# Navier-stokes derivation question

1. Apr 2, 2014

### joshmccraney

hey pf!

so i have a small question when deriving the navier-stokes equations from newton's 2nd law. specifically, newton states that $$\Sigma \vec{F} = m \vec{a} = m \frac{d \vec{v}}{dt}$$

when setting a control volume of fluid and dealing with the time rate-of-change of momentum we write $$m \frac{d \vec{v}}{dt} = \frac{\partial}{\partial t} \iiint_V \rho \vec{v} dV$$ but isnt it true that $$\frac{\partial}{\partial t} \iiint_V \rho \vec{v} dV = \frac{d (m \vec{v})}{dt}$$

thanks!

2. Apr 2, 2014

### Andy Resnick

A few points:
$$\Sigma \vec{F} = \frac{d(m\vec{v})}{dt}$$

$$\frac{d}{dt} \iiint_V A dV = \iiint_V \frac{\partial A}{\partial t} dV + \iint_{\partial V} A \vec{v} \bullet \vec{n} dS$$ (Reynolds Transport Theorem)

3. Apr 2, 2014

### joshmccraney

thanks andy. are you saying newtons second law is not force = mass * acceleration but rather rate of change of mass * acceleration?

also, i have not invoked reynolds transport theorem and was hoping i could go through the derivation without it (or at least this step). do we need to use reynolds theorem here?

4. Apr 2, 2014

### Andy Resnick

Force = the time rate of change of momentum (momentum = mass*velocity)

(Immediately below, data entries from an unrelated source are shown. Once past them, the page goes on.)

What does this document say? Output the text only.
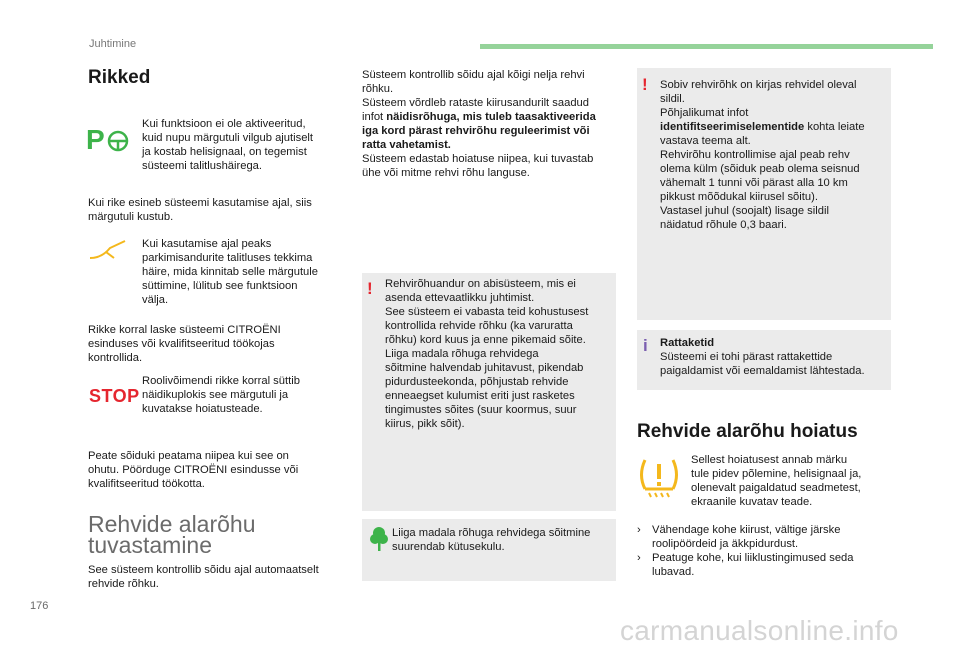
Juhtimine
Rikked
P	Kui funktsioon ei ole aktiveeritud,
kuid nupu märgutuli vilgub ajutiselt
ja kostab helisignaal, on tegemist
süsteemi talitlushäirega.
Kui rike esineb süsteemi kasutamise ajal, siis
märgutuli kustub.
Kui kasutamise ajal peaks
parkimisandurite talitluses tekkima
häire, mida kinnitab selle märgutule
süttimine, lülitub see funktsioon
välja.
Rikke korral laske süsteemi CITROËNI
esinduses või kvalifitseeritud töökojas
kontrollida.
STOP
Roolivõimendi rikke korral süttib
näidikuplokis see märgutuli ja
kuvatakse hoiatusteade.
Peate sõiduki peatama niipea kui see on
ohutu. Pöörduge CITROËNI esindusse või
kvalifitseeritud töökotta.
Rehvide alarõhu
tuvastamine
See süsteem kontrollib sõidu ajal automaatselt
rehvide rõhku.
Süsteem kontrollib sõidu ajal kõigi nelja rehvi
rõhku.
Süsteem võrdleb rataste kiirusandurilt saadud
infot näidisrõhuga, mis tuleb taasaktiveerida
iga kord pärast rehvirõhu reguleerimist või
ratta vahetamist.
Süsteem edastab hoiatuse niipea, kui tuvastab
ühe või mitme rehvi rõhu languse.
! Rehvirõhuandur on abisüsteem, mis ei
asenda ettevaatlikku juhtimist.
See süsteem ei vabasta teid kohustusest
kontrollida rehvide rõhku (ka varuratta
rõhku) kord kuus ja enne pikemaid sõite.
Liiga madala rõhuga rehvidega
sõitmine halvendab juhitavust, pikendab
pidurdusteekonda, põhjustab rehvide
enneaegset kulumist eriti just rasketes
tingimustes sõites (suur koormus, suur
kiirus, pikk sõit).
Liiga madala rõhuga rehvidega sõitmine
suurendab kütusekulu.
! Sobiv rehvirõhk on kirjas rehvidel oleval
sildil.
Põhjalikumat infot
identifitseerimiselementide kohta leiate
vastava teema alt.
Rehvirõhu kontrollimise ajal peab rehv
olema külm (sõiduk peab olema seisnud
vähemalt 1 tunni või pärast alla 10 km
pikkust mõõdukal kiirusel sõitu).
Vastasel juhul (soojalt) lisage sildil
näidatud rõhule 0,3 baari.
i Rattaketid
Süsteemi ei tohi pärast rattakettide
paigaldamist või eemaldamist lähtestada.
Rehvide alarõhu hoiatus
Sellest hoiatusest annab märku
tule pidev põlemine, helisignaal ja,
olenevalt paigaldatud seadmetest,
ekraanile kuvatav teade.
›	Vähendage kohe kiirust, vältige järske
roolipöördeid ja äkkpidurdust.
›	Peatuge kohe, kui liiklustingimused seda
lubavad.
176
carmanualsonline.info
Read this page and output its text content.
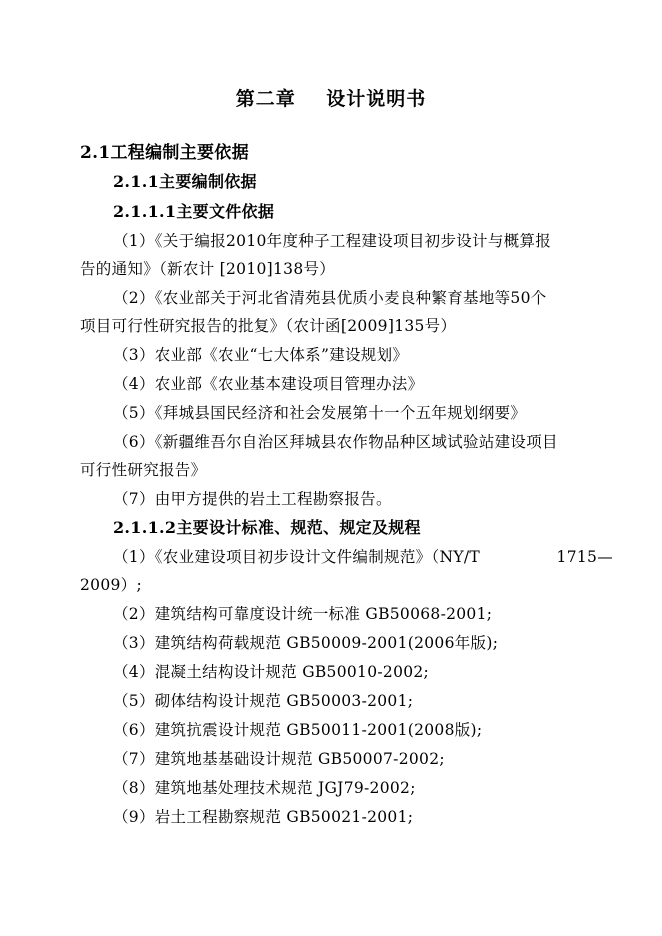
第二章    设计说明书
2.1工程编制主要依据
2.1.1主要编制依据
2.1.1.1主要文件依据
（1）《关于编报2010年度种子工程建设项目初步设计与概算报
告的通知》（新农计 [2010]138号）
（2）《农业部关于河北省清苑县优质小麦良种繁育基地等50个
项目可行性研究报告的批复》（农计函[2009]135号）
（3）农业部《农业“七大体系”建设规划》
（4）农业部《农业基本建设项目管理办法》
（5）《拜城县国民经济和社会发展第十一个五年规划纲要》
（6）《新疆维吾尔自治区拜城县农作物品种区域试验站建设项目
可行性研究报告》
（7）由甲方提供的岩土工程勘察报告。
2.1.1.2主要设计标准、规范、规定及规程
（1）《农业建设项目初步设计文件编制规范》（NY/T	1715—
2009）;
（2）建筑结构可靠度设计统一标准 GB50068-2001;
（3）建筑结构荷载规范 GB50009-2001(2006年版);
（4）混凝土结构设计规范 GB50010-2002;
（5）砌体结构设计规范 GB50003-2001;
（6）建筑抗震设计规范 GB50011-2001(2008版);
（7）建筑地基基础设计规范 GB50007-2002;
（8）建筑地基处理技术规范 JGJ79-2002;
（9）岩土工程勘察规范 GB50021-2001;
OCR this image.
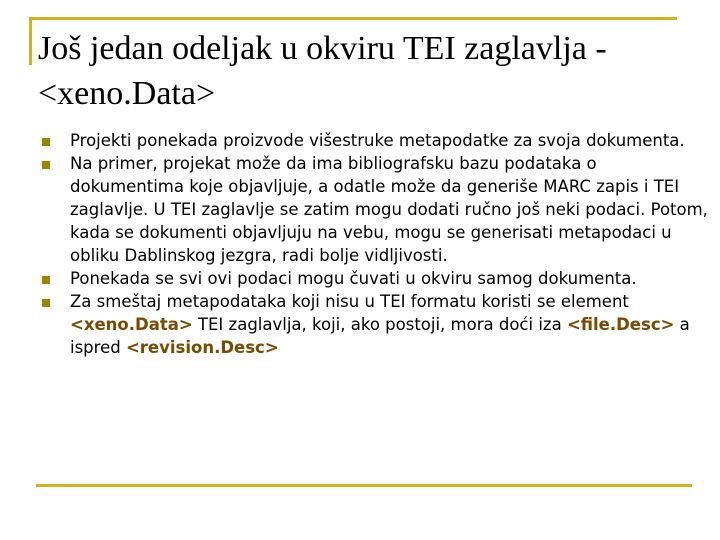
Još jedan odeljak u okviru TEI zaglavlja -
<xeno.Data>
Projekti ponekada proizvode višestruke metapodatke za svoja dokumenta.
Na primer, projekat može da ima bibliografsku bazu podataka o dokumentima koje objavljuje, a odatle može da generiše MARC zapis i TEI zaglavlje. U TEI zaglavlje se zatim mogu dodati ručno još neki podaci. Potom, kada se dokumenti objavljuju na vebu, mogu se generisati metapodaci u obliku Dablinskog jezgra, radi bolje vidljivosti.
Ponekada se svi ovi podaci mogu čuvati u okviru samog dokumenta.
Za smeštaj metapodataka koji nisu u TEI formatu koristi se element <xeno.Data> TEI zaglavlja, koji, ako postoji, mora doći iza <file.Desc> a ispred <revision.Desc>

There are probably ways to derive the Navier-Stokes momentum equation from Newton's second law without the Reynolds transport theorem, but I can't think of one right now.

5. Apr 2, 2014

The only way I have ever seen it done without the Reynolds Transport Theorem involves using a control volume and volume integrals, which simply reduces to the Reynolds Transport Theorem anyway.

6. Apr 2, 2014

### joshmccraney

thanks to you both! would it be okay with you two if i asked a few more questions about the derivation for navier stokes? i'm writing a .pdf so i can be sure i understand "most" of what is going on. i do, however, still have a few questions, if you guys dont mind?

7. Apr 2, 2014

### joshmccraney

actually, to save time, if you both (or either) are okay with assisting me in going through the derivation, perhaps i'll start by asking if the following is correct starting from newton's second law: $\frac{d(m\vec v)}{dt}=\Sigma \vec{F}$

$$\underbrace{\frac{\partial}{\partial t} \iiint_V \rho \vec{v} dV}_{\text{Momentum Rate of Change}} = \underbrace{-\iint_{\partial V} \rho \vec{v}\vec{v} \cdot d\vec{S}}_{\text{Momentum Flux}}\:\:\: + \underbrace{- \iint_{\partial V} P d\vec{S}}_{\text{Pressure Force}} \:\:\:+ \underbrace{\iiint_V \rho \vec{g} dV}_{\text{Body Force (gravity)}} +\underbrace{-\iint_{\partial V} \vec{{\tau}} \cdot d\vec{S}}_{\text{Shearing Forces}}$$
where all notation is basic, although i will say for clarity that $\vec\tau$ is the stress tensor (sorry, im not sure how to bold within physics forums, as i had to use a package in latex). i think everything else is obvious. also, $\vec v \vec v$ is a 2nd rank tensor, using the dyadic product. i assume only gravity as a body force for this derivation, although im not too concerned here.